This section is from the book "A Treatise On Therapeutics, And Pharmacology Or Materia Medica Vol2", by George B. Wood. Also available from Amazon: Part 1 and Part 2.
This has but recently become officinal. The name is applied by the Pharmacopoeia to the liquid resulting from the passage of sulphurous acid gas through distilled water, by which it is absorbed. This gas is procured from sulphuric acid by heating it with charcoal, which deprives it of one of its equivalents of oxygen, thereby converting it into sulphurous acid (S02). The gas has a pungent, disagreeable, suffocating odour, familiar to all who have ever been in the vicinity of a common sulphur-match when burning. Water absorbs it very largely. it is quite irre-spirable in its pure state, causing a spasmodic closure of the glottis. Diluted with atmospheric air, it is admitted into the air-passages, where it acts as a powerful irritant, endangering life by bronchial and pulmonary inflammation.
In former times, the fumes of burning sulphur were used as a disinfectant, but it is doubtful whether they possess any power of this kind; at least they are much inferior to chlorine, by which they have been entirely superseded.

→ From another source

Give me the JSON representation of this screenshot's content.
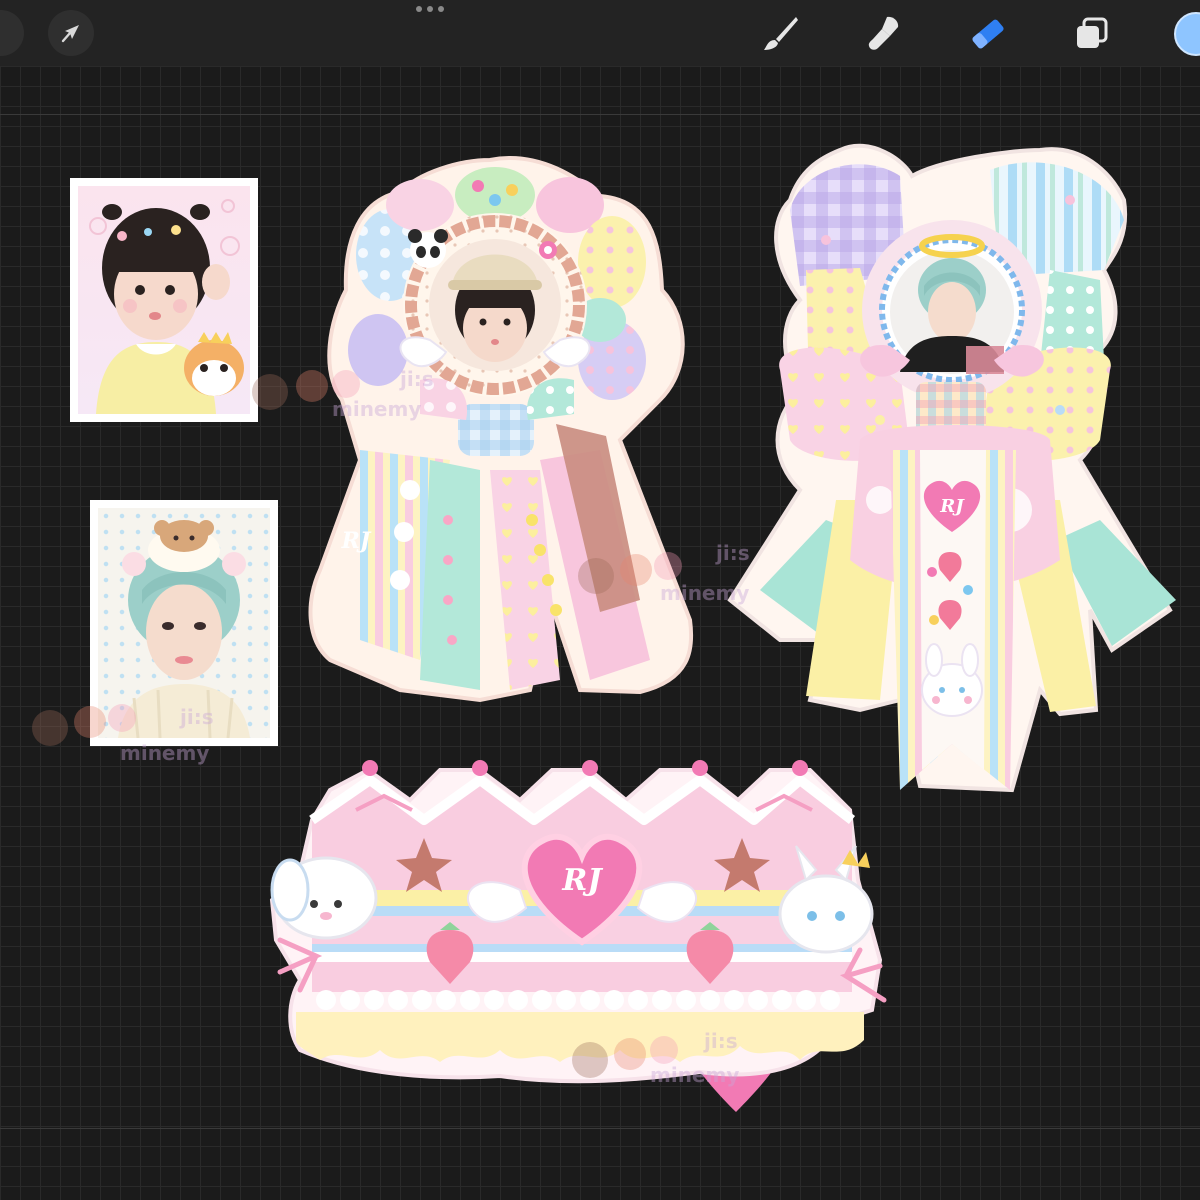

They are occasionally applied to the nostrils, for the purpose of making a strong irritant impression, and thereby exciting the cerebral centres, in cases of threatened or existing syncope or asphyxia. Care, however, must be taken not to apply them too freely, lest inflammation might be induced, or spasm of the glottis brought on at the time of revival.
But the chief use of sulphurous acid gas is in the sulphur vapour both. The patient is enclosed in a perfectly air-tight box, made for the purpose; his head projecting, and the aperture around the neck thoroughly closed. Some sulphur is placed upon a piece of heated iron within the box, where it burns, filling the space around the patient with its gaseous product; or the gas is introduced by means of a tube, connecting with a small outer furnace, in which sulphur is undergoing combustion. The effect of the gas is to produce heat, itching, prickling, and pain. it probably operates more by a direct alterative or stimulant influence on the skin, than through absorption. it has been used for the cure of scabies, which it will usually effect; in other obstinate skin diseases, as chronic eczema, impetigo, prurigo, etc., and in various constitutional affections, as chronic rheumatism, scrofulous complaints, old palsies, and obstinate neuralgia.
The sulphurous acid of the Pharmacopoeia, or liquid sulphurous acid, is a nearly saturated solution of the acid gas in distilled water. it is a colourless liquid, with the smell of burning sulphur, and a peculiar somewhat astringent taste. The sp. gr. of the U. S. acid is 1.035, of the British 1.04. When exposed to the air, it slowly absorbs oxygen, and is partially converted into sulphuric acid, which gives it a sour taste.
As sulphurous acid is a powerful poison to plants, and the lower kinds of animals, its aqueous solution ought to be efficient in the treatment of the animalcular and cryptogamous skin affections, as scabies or the itch, porrigo or favus, trichosis or ringworm of the scalp, mentagra or sycosis, and pityriasis versicolor, which have all been shown to be at least essentially associated with, if not dependent on, microscopic animals and fungi. On the same principle it is applicable to the thrush of children, which is believed to depend on a parasitic fungus. As fermentations are now generally believed to be essentially connected with microscopic plants or animalcules, it may be used to check this process when going on abnormally in the stomach; and on the same principle may be used in the various zymotic diseases, which may be supposed to depend on an absorbed organized poison. The dose for internal use is a fluidrachm, which should be largely diluted when taken. For local application it should be mixed with twice or thrice its bulk of water or glycerin.